Double Zero agreed to purchase Osisko Development 4.125% convertible senior notes due 2031 with $50,000,000 principal amount. The aggregate purchase price is $50,017,187.50, reflecting full principal plus accrued interest from the prior offering’s closing to the private placement closing date.

What are the key terms of Osisko Development’s 4.125% convertible notes held by Double Zero?

The notes are senior unsecured obligations paying 4.125% interest per year, semi-annually from December 15, 2026, and maturing June 15, 2031. They are initially convertible at 272.1088 shares per $1,000 principal, with conversion into cash, shares, or both at the issuer’s election.
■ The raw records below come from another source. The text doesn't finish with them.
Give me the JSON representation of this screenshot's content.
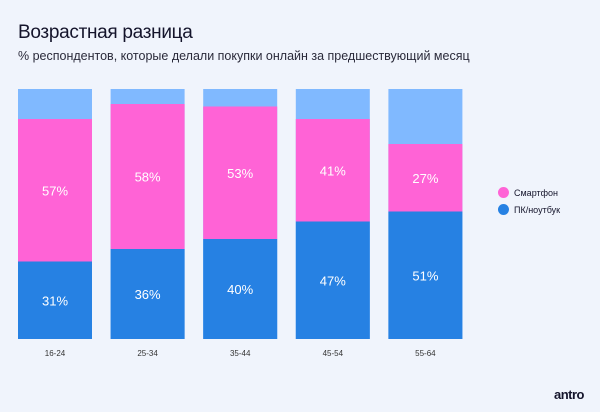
{
  "chart_data": {
    "type": "bar",
    "stacked": true,
    "title": "Возрастная разница",
    "subtitle": "% респондентов, которые делали покупки онлайн за предшествующий месяц",
    "categories": [
      "16-24",
      "25-34",
      "35-44",
      "45-54",
      "55-64"
    ],
    "series": [
      {
        "name": "ПК/ноутбук",
        "color": "#2681e3",
        "values": [
          31,
          36,
          40,
          47,
          51
        ]
      },
      {
        "name": "Смартфон",
        "color": "#ff63d6",
        "values": [
          57,
          58,
          53,
          41,
          27
        ]
      }
    ],
    "remainder_color": "#80b9ff",
    "ylim": [
      0,
      100
    ],
    "legend": "right",
    "grid": false
  },
  "brand": "antro"
}
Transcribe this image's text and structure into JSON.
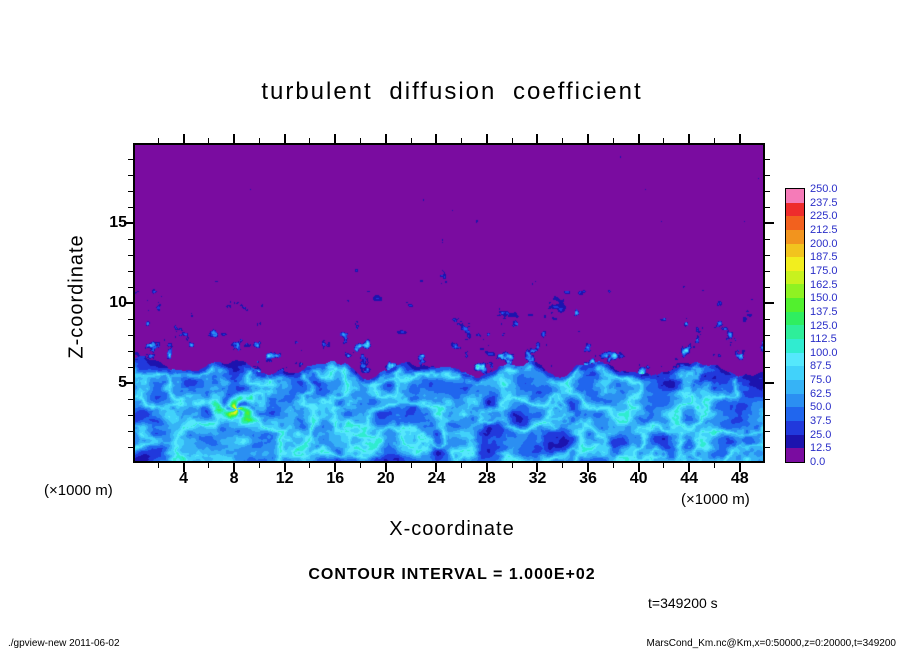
{
  "title": "turbulent diffusion coefficient",
  "axes": {
    "x": {
      "label": "X-coordinate",
      "unit": "(×1000 m)",
      "range": [
        0,
        50
      ],
      "major_ticks": [
        4,
        8,
        12,
        16,
        20,
        24,
        28,
        32,
        36,
        40,
        44,
        48
      ],
      "minor_step": 2
    },
    "y": {
      "label": "Z-coordinate",
      "unit": "(×1000 m)",
      "range": [
        0,
        20
      ],
      "major_ticks": [
        5,
        10,
        15
      ],
      "minor_step": 1
    }
  },
  "colorbar": {
    "levels_top_to_bottom": [
      "250.0",
      "237.5",
      "225.0",
      "212.5",
      "200.0",
      "187.5",
      "175.0",
      "162.5",
      "150.0",
      "137.5",
      "125.0",
      "112.5",
      "100.0",
      "87.5",
      "75.0",
      "62.5",
      "50.0",
      "37.5",
      "25.0",
      "12.5",
      "0.0"
    ],
    "label_color": "#2a2ec8"
  },
  "annotations": {
    "contour_interval": "CONTOUR INTERVAL = 1.000E+02",
    "time": "t=349200 s"
  },
  "footer": {
    "left": "./gpview-new  2011-06-02",
    "right": "MarsCond_Km.nc@Km,x=0:50000,z=0:20000,t=349200"
  },
  "chart_data": {
    "type": "heatmap",
    "variable": "Km (turbulent diffusion coefficient)",
    "x_range_m": [
      0,
      50000
    ],
    "z_range_m": [
      0,
      20000
    ],
    "time_s": 349200,
    "contour_interval": 100.0,
    "value_range": [
      0.0,
      250.0
    ],
    "palette": {
      "level_step": 12.5,
      "colors_low_to_high": [
        "#7a0ca0",
        "#1c13ae",
        "#2139dc",
        "#2066ee",
        "#2b8ff2",
        "#36b3f6",
        "#41d2fa",
        "#55e8fc",
        "#30ecd0",
        "#2eee9a",
        "#2fee60",
        "#52f02e",
        "#8ff222",
        "#c8f21e",
        "#f2ee1e",
        "#f2c41e",
        "#f2941e",
        "#f2611e",
        "#ee2c2c",
        "#f57bb8"
      ]
    },
    "field_structure": {
      "background": "Km ≈ 0 (purple band 0–12.5) over most of the domain above z ≈ 7000 m",
      "mixed_layer": "turbulent convective layer below a wavy boundary at z ≈ 5000–7000 m, Km mostly 25–125 (blue/cyan filaments)",
      "vortex": "strong swirl near x ≈ 8000 m, z ≈ 3500 m with local peaks above 150",
      "detached_patches": "scattered small patches of Km ≈ 25–100 between z ≈ 7000 m and 13000 m, density decreasing with height",
      "upper_region": "near-zero values with rare tiny specks above z ≈ 13500 m"
    }
  }
}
How does the Beneficial Ownership Blocker affect Double Zero’s Osisko (ODV) warrants and notes?

Under a Beneficial Ownership Blocker, Double Zero cannot exercise warrants or convert notes if doing so would raise its ownership to 19.9% or more of outstanding shares. This cap limits how many additional shares can be issued to Double Zero at any time.

What Osisko Development share count underlies Double Zero’s 19.9% ownership calculation?

The 19.9% figure is based on 304,721,378 Osisko Development shares outstanding as of May 11, 2026, plus 15,040,922 shares issuable under certain warrants. This combined figure reflects the maximum additional shares issuable to Double Zero under the ownership blocker.